SPOILER ALERT!

SPOILER ALERT: Sometimes, I write the about the endings of books, films, and other narratives.

Friday, January 28, 2011

Angle of Repose by Wallace Stegner

Stegner's Angle of Repose is a traditional historical novel, but it is unique among such works in that it seems to be the only critically significant novel set in the American West during the late 19th century.  The level of historical accuracy and detail is amazing, and is due to the fact that Stegner (1909-1993) was a historian and a novelist.  As part of his research, Stegner relied upon the letters of Mary Hallock Foote.  However, if you read the Penguin trade paperback edition (featuring a photograph on the front cover of a large tree with a ridge of mountains in the background) you will not find any mention of Foote.  To worsen matters, the publisher includes the standard disclaimer that "any resemblance to actual persons...is entirely coincidental."  If that disclaimer leads you to believe that Stegner made up the entire story, then you have been misled.  You may be misled again if you read the Wikipedia entry for Angle of Repose.  The site's anonymous author(s) adopt a different view, stating that Stegner's "use of uncredited passages taken directly from Foote's letters" is controversial.  At this point, it would appear that either everything in the novel is purely coincidental, or that Stegner engaged in some sort of literary theft, resulting in a Pulitzer.    

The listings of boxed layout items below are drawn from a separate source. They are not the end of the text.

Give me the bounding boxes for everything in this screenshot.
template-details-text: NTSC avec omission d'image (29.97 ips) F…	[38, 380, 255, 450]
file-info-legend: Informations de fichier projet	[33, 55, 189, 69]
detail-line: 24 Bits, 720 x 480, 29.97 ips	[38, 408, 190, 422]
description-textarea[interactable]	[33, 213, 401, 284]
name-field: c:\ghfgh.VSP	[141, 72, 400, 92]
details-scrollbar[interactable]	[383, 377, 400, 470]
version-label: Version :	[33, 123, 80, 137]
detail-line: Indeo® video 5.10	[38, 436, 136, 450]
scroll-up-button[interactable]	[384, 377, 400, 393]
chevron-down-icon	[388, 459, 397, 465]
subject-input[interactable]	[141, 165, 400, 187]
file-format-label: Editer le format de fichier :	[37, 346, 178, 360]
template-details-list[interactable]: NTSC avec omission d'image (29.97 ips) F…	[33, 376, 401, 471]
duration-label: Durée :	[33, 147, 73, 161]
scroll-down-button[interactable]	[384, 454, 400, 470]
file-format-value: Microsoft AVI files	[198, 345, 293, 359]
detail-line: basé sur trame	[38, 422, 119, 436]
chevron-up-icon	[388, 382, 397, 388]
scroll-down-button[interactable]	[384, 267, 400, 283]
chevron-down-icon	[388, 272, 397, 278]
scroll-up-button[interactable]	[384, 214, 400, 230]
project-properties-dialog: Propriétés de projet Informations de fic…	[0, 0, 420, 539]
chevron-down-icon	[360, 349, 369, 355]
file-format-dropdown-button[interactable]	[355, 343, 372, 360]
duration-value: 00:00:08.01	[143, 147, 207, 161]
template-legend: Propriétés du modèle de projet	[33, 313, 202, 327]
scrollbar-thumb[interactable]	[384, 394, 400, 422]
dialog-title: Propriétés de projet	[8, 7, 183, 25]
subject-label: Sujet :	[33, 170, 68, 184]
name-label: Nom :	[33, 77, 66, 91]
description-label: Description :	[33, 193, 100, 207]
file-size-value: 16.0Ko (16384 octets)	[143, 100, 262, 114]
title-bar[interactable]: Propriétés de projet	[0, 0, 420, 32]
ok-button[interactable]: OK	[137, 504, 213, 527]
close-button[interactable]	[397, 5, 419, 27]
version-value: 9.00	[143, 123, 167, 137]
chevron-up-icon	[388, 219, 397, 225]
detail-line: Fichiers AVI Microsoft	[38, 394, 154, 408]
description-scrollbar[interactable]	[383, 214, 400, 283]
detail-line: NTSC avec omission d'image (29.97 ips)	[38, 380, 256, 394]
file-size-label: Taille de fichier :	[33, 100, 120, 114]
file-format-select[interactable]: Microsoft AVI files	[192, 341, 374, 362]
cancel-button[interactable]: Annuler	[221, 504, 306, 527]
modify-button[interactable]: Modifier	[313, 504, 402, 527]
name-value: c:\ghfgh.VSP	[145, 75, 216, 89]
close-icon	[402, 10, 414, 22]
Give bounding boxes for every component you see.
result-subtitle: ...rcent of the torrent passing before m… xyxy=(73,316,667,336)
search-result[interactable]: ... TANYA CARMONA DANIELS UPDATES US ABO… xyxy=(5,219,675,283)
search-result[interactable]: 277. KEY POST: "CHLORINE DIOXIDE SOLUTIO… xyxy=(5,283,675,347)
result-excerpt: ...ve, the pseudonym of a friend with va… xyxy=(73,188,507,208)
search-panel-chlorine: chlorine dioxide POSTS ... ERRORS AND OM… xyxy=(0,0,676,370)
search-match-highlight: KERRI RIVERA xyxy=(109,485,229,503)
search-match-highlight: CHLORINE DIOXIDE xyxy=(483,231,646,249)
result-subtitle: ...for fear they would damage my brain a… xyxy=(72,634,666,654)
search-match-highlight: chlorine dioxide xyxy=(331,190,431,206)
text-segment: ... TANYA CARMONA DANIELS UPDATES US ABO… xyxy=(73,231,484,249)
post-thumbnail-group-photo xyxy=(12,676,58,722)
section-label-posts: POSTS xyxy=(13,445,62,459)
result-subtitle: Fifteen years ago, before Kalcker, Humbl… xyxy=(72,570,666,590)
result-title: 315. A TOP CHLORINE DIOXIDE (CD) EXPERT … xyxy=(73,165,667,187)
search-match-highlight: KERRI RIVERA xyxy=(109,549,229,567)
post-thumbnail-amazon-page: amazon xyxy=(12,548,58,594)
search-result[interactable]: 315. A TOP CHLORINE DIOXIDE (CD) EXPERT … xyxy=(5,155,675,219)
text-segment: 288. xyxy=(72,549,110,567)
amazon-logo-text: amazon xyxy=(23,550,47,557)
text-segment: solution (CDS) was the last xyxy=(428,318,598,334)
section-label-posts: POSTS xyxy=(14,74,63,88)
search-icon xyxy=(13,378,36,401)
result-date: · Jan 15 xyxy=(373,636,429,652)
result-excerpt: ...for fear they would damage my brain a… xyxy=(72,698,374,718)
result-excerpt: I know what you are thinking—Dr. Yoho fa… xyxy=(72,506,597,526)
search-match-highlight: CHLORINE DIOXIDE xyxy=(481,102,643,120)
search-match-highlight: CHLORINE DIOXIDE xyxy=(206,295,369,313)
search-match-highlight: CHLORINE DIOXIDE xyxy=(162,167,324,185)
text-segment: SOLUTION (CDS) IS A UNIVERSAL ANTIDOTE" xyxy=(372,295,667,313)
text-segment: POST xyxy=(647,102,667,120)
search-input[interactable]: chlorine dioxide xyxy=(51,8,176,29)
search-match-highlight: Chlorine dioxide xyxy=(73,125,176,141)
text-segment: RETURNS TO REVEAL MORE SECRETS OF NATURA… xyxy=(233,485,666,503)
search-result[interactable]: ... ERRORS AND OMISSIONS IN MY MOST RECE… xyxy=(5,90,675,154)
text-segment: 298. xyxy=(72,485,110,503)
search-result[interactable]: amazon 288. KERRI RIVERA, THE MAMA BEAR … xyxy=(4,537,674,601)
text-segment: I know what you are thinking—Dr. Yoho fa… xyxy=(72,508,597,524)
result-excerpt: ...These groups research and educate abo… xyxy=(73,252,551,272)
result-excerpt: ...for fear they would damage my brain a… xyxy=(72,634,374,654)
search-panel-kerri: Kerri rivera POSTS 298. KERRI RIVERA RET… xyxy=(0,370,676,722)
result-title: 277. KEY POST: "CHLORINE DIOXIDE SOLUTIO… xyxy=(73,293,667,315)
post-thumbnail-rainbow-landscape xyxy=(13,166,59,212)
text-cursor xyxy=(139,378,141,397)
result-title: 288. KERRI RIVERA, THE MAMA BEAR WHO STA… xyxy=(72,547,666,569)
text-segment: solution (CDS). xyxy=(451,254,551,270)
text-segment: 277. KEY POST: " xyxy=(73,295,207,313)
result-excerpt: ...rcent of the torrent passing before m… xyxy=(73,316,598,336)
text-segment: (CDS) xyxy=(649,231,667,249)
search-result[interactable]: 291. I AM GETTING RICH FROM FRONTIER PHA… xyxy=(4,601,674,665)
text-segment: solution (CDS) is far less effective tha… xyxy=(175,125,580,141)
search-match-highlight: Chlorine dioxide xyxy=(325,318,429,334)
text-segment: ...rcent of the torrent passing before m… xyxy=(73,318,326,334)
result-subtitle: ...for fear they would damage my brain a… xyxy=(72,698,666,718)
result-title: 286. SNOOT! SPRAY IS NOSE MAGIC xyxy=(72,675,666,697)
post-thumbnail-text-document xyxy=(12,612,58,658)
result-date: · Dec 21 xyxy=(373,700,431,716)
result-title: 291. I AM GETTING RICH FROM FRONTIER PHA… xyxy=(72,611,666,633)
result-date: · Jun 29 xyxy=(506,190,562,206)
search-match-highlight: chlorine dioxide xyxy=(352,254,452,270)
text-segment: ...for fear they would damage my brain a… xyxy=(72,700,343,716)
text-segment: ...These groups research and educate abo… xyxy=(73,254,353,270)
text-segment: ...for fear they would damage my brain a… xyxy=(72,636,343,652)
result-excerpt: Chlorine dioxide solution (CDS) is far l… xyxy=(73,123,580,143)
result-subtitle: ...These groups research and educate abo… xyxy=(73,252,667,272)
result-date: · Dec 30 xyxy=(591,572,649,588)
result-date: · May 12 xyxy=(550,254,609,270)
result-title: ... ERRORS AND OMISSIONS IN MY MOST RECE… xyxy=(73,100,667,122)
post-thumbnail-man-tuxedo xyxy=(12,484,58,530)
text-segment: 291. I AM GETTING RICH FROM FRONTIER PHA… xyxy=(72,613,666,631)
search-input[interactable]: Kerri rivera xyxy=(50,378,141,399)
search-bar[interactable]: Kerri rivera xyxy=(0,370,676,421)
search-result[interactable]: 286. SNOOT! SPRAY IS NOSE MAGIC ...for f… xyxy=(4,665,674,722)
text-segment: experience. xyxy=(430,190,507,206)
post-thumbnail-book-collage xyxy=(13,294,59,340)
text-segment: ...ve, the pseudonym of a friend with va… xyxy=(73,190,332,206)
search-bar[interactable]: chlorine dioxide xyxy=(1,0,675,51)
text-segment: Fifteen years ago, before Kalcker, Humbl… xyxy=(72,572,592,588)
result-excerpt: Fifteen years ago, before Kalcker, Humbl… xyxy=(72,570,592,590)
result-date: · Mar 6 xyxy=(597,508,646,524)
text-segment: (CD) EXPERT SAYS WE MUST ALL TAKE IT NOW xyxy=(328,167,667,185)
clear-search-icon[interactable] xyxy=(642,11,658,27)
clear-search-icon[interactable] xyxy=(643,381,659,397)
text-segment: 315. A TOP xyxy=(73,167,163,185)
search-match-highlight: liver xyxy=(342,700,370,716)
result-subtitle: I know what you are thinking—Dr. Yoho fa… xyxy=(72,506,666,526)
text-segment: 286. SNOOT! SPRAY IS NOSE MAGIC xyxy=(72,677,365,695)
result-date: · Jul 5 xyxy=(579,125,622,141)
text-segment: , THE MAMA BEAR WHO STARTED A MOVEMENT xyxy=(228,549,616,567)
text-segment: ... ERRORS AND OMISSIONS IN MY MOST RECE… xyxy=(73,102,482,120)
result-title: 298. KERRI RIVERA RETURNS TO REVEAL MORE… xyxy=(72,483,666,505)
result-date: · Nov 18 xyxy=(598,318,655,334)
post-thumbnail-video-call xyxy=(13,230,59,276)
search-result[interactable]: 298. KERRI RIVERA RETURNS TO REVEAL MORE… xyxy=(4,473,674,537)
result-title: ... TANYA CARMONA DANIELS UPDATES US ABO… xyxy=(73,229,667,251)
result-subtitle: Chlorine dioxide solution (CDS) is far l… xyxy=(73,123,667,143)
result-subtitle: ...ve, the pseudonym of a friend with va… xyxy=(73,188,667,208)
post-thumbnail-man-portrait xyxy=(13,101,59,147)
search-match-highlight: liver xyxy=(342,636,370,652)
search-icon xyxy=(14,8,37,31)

Fortunately, a member of the book group dispelled the controversy by sharing some information from her edition, explaining that the Foote family wanted to share the letters, but also wanted to remain anonymous.  Well, if you are Stegner, what do you do?  You have to credit your source, but your source wants to be anonymous.  The answer is that Stegner compromised by including a short paragraph immediately prior to the table of contents, saying, "My thanks to J.M. and her sister for the loan of their ancestors....This is a novel which utilizes selected facts from their real lives...."  That seems like a reasonably accurate and honest way to acknowledge his debt to the Footes while simultaneously keeping them anonymous--at least for a while.

Structurally, Angle of Repose is a story within a story.  We are reading a narrative told in the first person by Lyman Ward, who is sitting in his study during the present day, narrating the story of his grandmother, Susan Burling Ward, into a tape recorder while he interacts with the other characters in his own life.  Perhaps a more accurate description is that this is a frame story since Stegner is using the story of Susan Ward to tell the story of Lyman Ward.  Although the terminology is a bit slippery, it is never confusing as to who the narrator is or about whom we are reading.

That is not to say, though, that Stegner is above confusing us in other ways.  He does this for at least one reason:  Stegner is a historian and historical research can be confusing when there is a shortage of information, leaving the historian with nothing else to do but speculate.  As a result, Lyman goes back and forth between imagining his grandmother's life and quoting her letters directly.  This, in turn, is a subtle way of presenting us with the problem of the unreliable narrator.  Sometimes, there are simply gaps in the timeline.  In addition, Lyman is unreliable because of his love and loyalty toward his subject matter:  the grandmother who raised him.  Can we reasonably expect a completely accurate history from a someone who is emotionally affected by what he is researching?  Can we rely upon him to tell the world the truth about his grandmother?  I don't believe so.  I like to think that my own grandmothers were saints, but they probably weren't.  Lyman says as much about Susan, but he cannot bring himself to depict his grandmother as someone capable of sexual infidelity.

(WARNING:  If you have not read the book yet, but intend to, you should stop reading this blog entry NOW.)

We, as readers, however, can discuss Susan Ward's temptations and did so during the book group's meeting.  Most of the group felt that Susan's tryst with Frank was limited to emotional infidelity, and stopped short of sex.  Others could see how Frank's suicide after the funeral for Agnes was due not only to the fact that he was the reason for Susan's neglect of her child, but because the child was his, too.  It comes down to how well we can rely upon Lyman to tell us the truth about his grandmother, and I do not believe that he can.  If Stegner wanted us to see Agnes as clearly the flesh and blood of Susan and Oliver, he would have described Agnes in a way that made her similar in appearance and temperament to her siblings.  Tellingly, he did not do that.  Agnes was different.  She was different enough so that she could have been fathered by Frank.

Finally, I enjoyed the fact that Stegner includes approximately two dozen literary references in Angle of Repose.  On page 421 of the Penguin edition I described above, Stegner has Susan attempting to read War and Peace which, given her character's cultured background, makes perfect sense and is historically accurate as Tolstoy's masterpiece was published in 1869.  Is Stegner showing off a bit?  If he is, I can't say that he is more guilty of that sort of thing than a lot of other authors.  If you love books, how can you refrain from referring to them in your own book? 

The book group's next selection takes us from the arid lands of the American West to The Land of Green Plums by Herta Muller.